Fragt der eine Musiker den anderen: „Wann spielen wir eigentlich ,Totschlag’?“ Sagt der: „Nach ,Postmoderne’.“ Fragt der eine Musiker das Publikum: „Do you believe in Rock ‘n’ Roll?“ Antwortet das: „Yeah!“ Sagt der andere: „We don’t“: Willkommen auf dem Planeten der Goldenen Zitronen. Die Punksoldaten aus Hamburg sind in den zwanzig Jahren ihres Bestehens mit ihrer Musik ergraut, und ihre Musik ist es mit ihnen. Die jüngst vom Popfeuilleton erfundene Punk-Renaissance mag ihnen ein wenig Rückenwind verschaffen, aber morgen ist Artrock im Harlekinkostüm angesagt und übermorgen die vierhändige Luftgitarre auf einem Bein stehend. Die Goldenen Zitronen wären sowieso dagegen. Sie tragen ihren Gegen-alles-Fundamentalismus wie in Stein gemeißelt in jeder Falte ihres Gesichts, als Denkmalpfleger der gerechten Sache und Chefadministratoren der permanenten Systemkritik. „Wir sind zuständig für die Widersprüchlichkeiten von gesellschaftlichen Zuständen entsprechend der Ästhetik von Nervosität“, sagt Gitarrist Ted Gaier und lacht kein kleines bißchen dabei. Später, ein wenig ins Grübeln gekommen, philosophiert er übers Älterwerden und das Schlupfloch Hochkultur. Ja, wir werden alle nicht jünger, und schon 1998 lautete der Untertitel des Albums „Dead School Hamburg“ „Give Me A Vollzeitarbeit“.
Die Goldenen Zitronen tourten letztes Jahr mit dem autistisch-schizophrenen Alleinunterhalter Wesley Willis und dem College-Fun-Pop-Duo Grand Buffet durch die USA. 14 Tage im Tourbus mit einem 180 Kilo-Mann, der sich im ständigen Zwiegespräch mit seinen Dämonen im Kopf befindet und den ganzen Tag die Beatles und die Carpenters hört, und zwei Wonneproppen, die prinzipiell erst einmal alles „cool“ finden. Natürlich auch die merkwürdigen Germans, die sich innerhalb dieser surrealen Szenerie wie die deutschen Nihilisten in Coens The Big Lebowski ausnehmen. 14 Tage also durchs Land des Klassenfeinds. Da ist besondere Prinzipienfestigkeit gefragt. Jörg Siepmann ist mit der Kamera dabei, wenn es heißt, von San Francisco über Las Vegas bis nach El Paso an der mexikanischen Grenze den Yankees einige Lektionen in Political Correctness zu erteilen. „The next song is against racism in Germany after the reunion in the early 90ies“, kündigt Frontmann Schorsch Kamerun in einer dieser verwarzten Hinterhof-Spelunken das nächste Stück an und erntet im Publikum einen Abgrund von Ratlosigkeit. Einmal fliegen Mittelfinger, dann Schuhe, und man kann es niemandem wirklich verdenken. Außerdem findet Kamerun die „kulturelle Ästhetik“ im Gastland „beschämend“ und das Dasein dort „sinnentleert“: Anti-Amerikanismus kann sowas von dröge sein.

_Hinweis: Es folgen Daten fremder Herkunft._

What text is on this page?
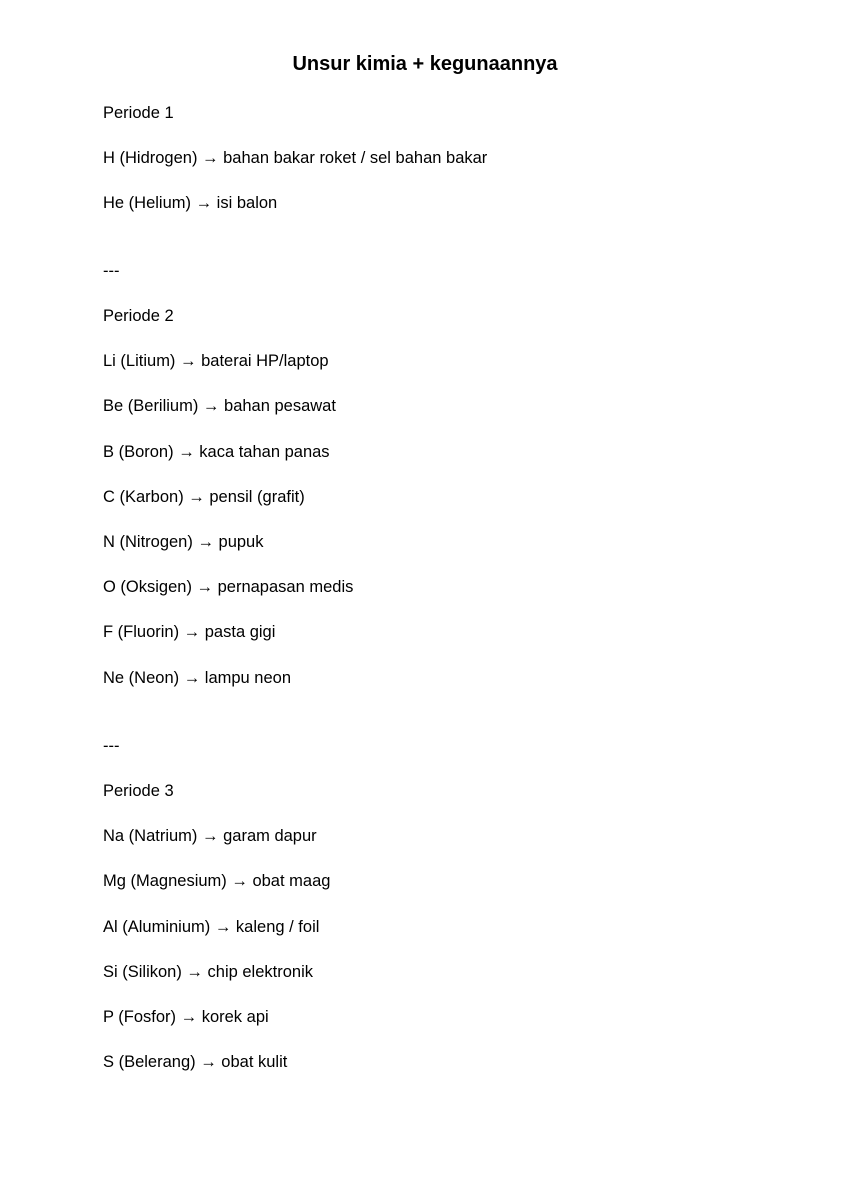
Unsur kimia + kegunaannya

Periode 1

H (Hidrogen) → bahan bakar roket / sel bahan bakar

He (Helium) → isi balon

---

Periode 2

Li (Litium) → baterai HP/laptop

Be (Berilium) → bahan pesawat

B (Boron) → kaca tahan panas

C (Karbon) → pensil (grafit)

N (Nitrogen) → pupuk

O (Oksigen) → pernapasan medis

F (Fluorin) → pasta gigi

Ne (Neon) → lampu neon

---

Periode 3

Na (Natrium) → garam dapur

Mg (Magnesium) → obat maag

Al (Aluminium) → kaleng / foil

Si (Silikon) → chip elektronik

P (Fosfor) → korek api

S (Belerang) → obat kulit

Jörg Siepmann führt die Zitronen nicht vor – das besorgen sie schon selber – versteht es aber durch pointierte Schnitte, Leerstellen zu lassen, bei denen sich jeder sein eigenes Urteil bilden kann. Wenn er beispielsweise zwischen die Aufnahmen eines Auftritts Bilder sich langweilender Menschen draußen im Foyer setzt oder wenig später die Herren Künstler beim großen Reinemachen im Bus zeigt. Er hat ein gutes Gespür für dokumentarische Augenblicke, die Ambivalenzen und Doppelbödigkeiten besitzen. Und es ist ihm hoch anzurechnen, daß er Wesley Willis und seine Krankheit ernst nimmt und ihm mit großer Sensibilität und Geduld die porträtierenden Züge eines dämonischen Freaks erspart. Was ist auch dessen mit dem vergnügten Gleichmut eines Drehorgelspielers vorgetragenes „Osama Bin Laden, Osama Bin Laden“ gegen den verbissen-brachialen Schlachtruf „Probleme, Probleme“ der Zitronen?
Die waren übrigens über den Film gar nicht amused und taten dies bei der Premiere auch kund. Die Tour sei nicht so trist wie dargestellt gewesen, und außerdem hätten sie auch mal vor 500 und mehr Zuschauern gespielt. Na, dann kann die Hochkultur ja noch ein wenig warten. Nur schade, daß Siepmann den noch treffenderen Filmtitel schon für eine seiner früheren Arbeiten verbraten hat. Die hieß: Controlled Demolition.